Here, 1234 is the PID of the process.

Method 2: Using ss

ss (socket statistics) is a utility to investigate sockets. It’s faster and provides more information than netstat.

Command:

ss -ltnp | grep ':PORT'

• -l shows listening sockets.

• -t displays TCP sockets.

• -n avoids converting addresses into names.

• -p shows the process using the socket.

Example: To find the PID of the process using port 8080:

ss -ltnp | grep ':8080'

Output:

LISTEN 0      128          *:8080                     *:*                   users:(("process_name",pid=1234,fd=7))

Here, 1234 is the PID.

Method 3: Using lsof

lsof (List Open Files) is a powerful command used to list information about files opened by processes.
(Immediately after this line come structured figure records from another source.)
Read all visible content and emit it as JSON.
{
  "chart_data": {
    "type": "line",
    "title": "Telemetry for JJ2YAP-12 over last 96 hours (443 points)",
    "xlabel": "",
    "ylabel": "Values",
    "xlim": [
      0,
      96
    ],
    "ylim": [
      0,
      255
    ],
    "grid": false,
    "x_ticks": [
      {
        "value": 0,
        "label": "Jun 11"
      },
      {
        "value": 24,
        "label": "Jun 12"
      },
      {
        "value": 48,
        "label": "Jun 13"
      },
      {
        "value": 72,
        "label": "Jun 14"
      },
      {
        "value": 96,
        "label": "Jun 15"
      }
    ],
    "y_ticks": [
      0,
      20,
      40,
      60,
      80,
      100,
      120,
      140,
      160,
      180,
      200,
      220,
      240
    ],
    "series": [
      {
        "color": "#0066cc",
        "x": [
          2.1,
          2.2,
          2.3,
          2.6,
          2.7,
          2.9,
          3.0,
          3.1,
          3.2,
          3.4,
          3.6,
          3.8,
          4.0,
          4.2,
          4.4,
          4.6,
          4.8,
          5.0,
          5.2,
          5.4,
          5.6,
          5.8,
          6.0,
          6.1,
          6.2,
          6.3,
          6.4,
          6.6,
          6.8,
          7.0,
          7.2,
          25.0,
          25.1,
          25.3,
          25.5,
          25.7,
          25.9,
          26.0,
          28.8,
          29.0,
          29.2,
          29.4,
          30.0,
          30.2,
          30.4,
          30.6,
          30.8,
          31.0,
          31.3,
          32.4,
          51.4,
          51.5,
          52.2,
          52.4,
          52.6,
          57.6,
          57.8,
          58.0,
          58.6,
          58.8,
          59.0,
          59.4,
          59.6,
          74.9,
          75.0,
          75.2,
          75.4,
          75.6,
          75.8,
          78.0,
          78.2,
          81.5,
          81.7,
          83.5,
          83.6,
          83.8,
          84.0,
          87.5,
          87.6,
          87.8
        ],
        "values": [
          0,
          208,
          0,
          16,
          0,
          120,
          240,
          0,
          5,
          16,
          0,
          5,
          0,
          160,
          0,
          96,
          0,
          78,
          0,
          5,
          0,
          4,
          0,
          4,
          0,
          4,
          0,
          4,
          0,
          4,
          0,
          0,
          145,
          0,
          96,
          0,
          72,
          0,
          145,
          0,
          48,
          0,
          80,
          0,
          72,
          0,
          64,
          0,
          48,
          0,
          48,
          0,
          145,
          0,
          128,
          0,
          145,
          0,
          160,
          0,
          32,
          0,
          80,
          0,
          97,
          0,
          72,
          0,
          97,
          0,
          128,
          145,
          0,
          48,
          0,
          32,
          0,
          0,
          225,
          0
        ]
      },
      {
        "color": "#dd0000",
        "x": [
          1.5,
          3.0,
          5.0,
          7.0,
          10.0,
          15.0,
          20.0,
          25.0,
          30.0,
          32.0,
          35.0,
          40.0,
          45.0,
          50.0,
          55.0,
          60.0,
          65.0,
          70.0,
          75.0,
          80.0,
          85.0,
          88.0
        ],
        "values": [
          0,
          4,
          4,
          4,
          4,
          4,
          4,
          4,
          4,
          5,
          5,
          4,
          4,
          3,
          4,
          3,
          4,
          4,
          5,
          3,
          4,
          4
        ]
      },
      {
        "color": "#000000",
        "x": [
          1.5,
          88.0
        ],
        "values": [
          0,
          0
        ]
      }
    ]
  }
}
An open “file” can be a regular file, a directory, a block device, a network socket, etc.

Command:

lsof -i :PORT

Example: To find the PID of the process using port 8080:

lsof -i :8080

Output:

COMMAND   PID     USER   FD   TYPE DEVICE SIZE/OFF NODE NAME
process_name 1234 user    7u  IPv4  12345      0t0  TCP *:http-alt (LISTEN)

Here, 1234 is the PID.

For Linux system administrators, knowing how to find the PID of a process using a specific port is essential for managing services and resolving conflicts. The ss command is recommended for modern systems due to its speed and detailed output, but netstat and lsof are also valuable tools depending on your specific needs and system configuration.
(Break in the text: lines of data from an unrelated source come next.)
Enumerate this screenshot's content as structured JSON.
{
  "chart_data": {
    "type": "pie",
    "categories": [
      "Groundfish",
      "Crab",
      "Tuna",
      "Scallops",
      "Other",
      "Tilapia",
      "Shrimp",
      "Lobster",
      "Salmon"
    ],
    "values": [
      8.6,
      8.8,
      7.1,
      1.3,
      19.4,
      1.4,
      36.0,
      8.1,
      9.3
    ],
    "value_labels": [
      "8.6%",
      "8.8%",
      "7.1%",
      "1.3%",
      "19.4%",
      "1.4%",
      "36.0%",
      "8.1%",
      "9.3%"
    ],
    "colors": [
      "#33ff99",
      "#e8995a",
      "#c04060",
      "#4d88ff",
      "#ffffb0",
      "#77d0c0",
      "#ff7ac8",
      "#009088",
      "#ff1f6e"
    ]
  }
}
Each method has its strengths, and choosing the right one depends on your specific requirements and the details you need about the processes and their network activities.

Related Reading

• Differences Between nohup, disown, and & in Linux
• Archive & Compression utilities
• Bulk File Renaming on Linux: rename, vidir, fd
• Directory FileCount
• Essential Linux Commands for Daily Use

When These Commands Lie to You

The tools above work great — until they don’t. Here are the gotchas that will waste your afternoon if you don’t know about them.

You Need sudo (Or You’ll Miss Things)

The -p flag on both ss and netstat only shows process info for processes you own. Running as a regular user, any socket owned by root or another service account will show up without a PID — just a blank or a *. You’ll stare at the output, conclude nothing is listening, and be completely wrong.

Always run these with sudo when you’re doing real troubleshooting:

sudo ss -ltnp | grep ':8080'
sudo lsof -i :8080

Without sudo, lsof silently drops rows it can’t fully describe. You might get partial output, you might get nothing. Either way, you’ll draw the wrong conclusion.

UDP Ports Are Invisible

All three commands in the main section use -t for TCP. If you’re chasing something like a DNS resolver, a game server, or a metrics exporter that binds UDP, you’ll get zero results and think the port is free. Add -u to catch UDP:

# TCP + UDP, all listening sockets
ss -ltnup | grep ':53'

Or with lsof, toss -i udp at it:

sudo lsof -i udp:53

The Process Already Died (But the Port Is Still “In Use”)

You kill a process, try to restart your service, and get address already in use. The old socket is in TIME_WAIT state — the kernel is holding it for up to 2 minutes to handle any late-arriving packets. ss will show it, but there’s no PID to kill because the process is already gone.

# Check for TIME_WAIT sockets on a port
ss -tn state time-wait | grep ':8080'

You can either wait it out, or if you control the application, set SO_REUSEADDR on the socket. If you’re in a hurry and it’s your dev box: sudo sysctl net.ipv4.tcp_tw_reuse=1 will help, but don’t do that on production without knowing what you’re signing up for.

Containers and Namespaces Will Break Your Brain

If you’re running Docker or any other container runtime, ss and netstat on the host will show container ports only if they’re actually mapped to the host interface (e.g., -p 8080:8080). A container binding port 8080 internally with no host mapping is completely invisible from host tools. You’ll need to either:

• Exec into the container: docker exec -it <container> ss -ltnp
• Or check Docker’s port mapping directly: docker ps --format "table {{.Names}}\t{{.Ports}}"

Same idea applies if you’re poking around inside LXC containers or VMs — you’re looking at the wrong network namespace entirely.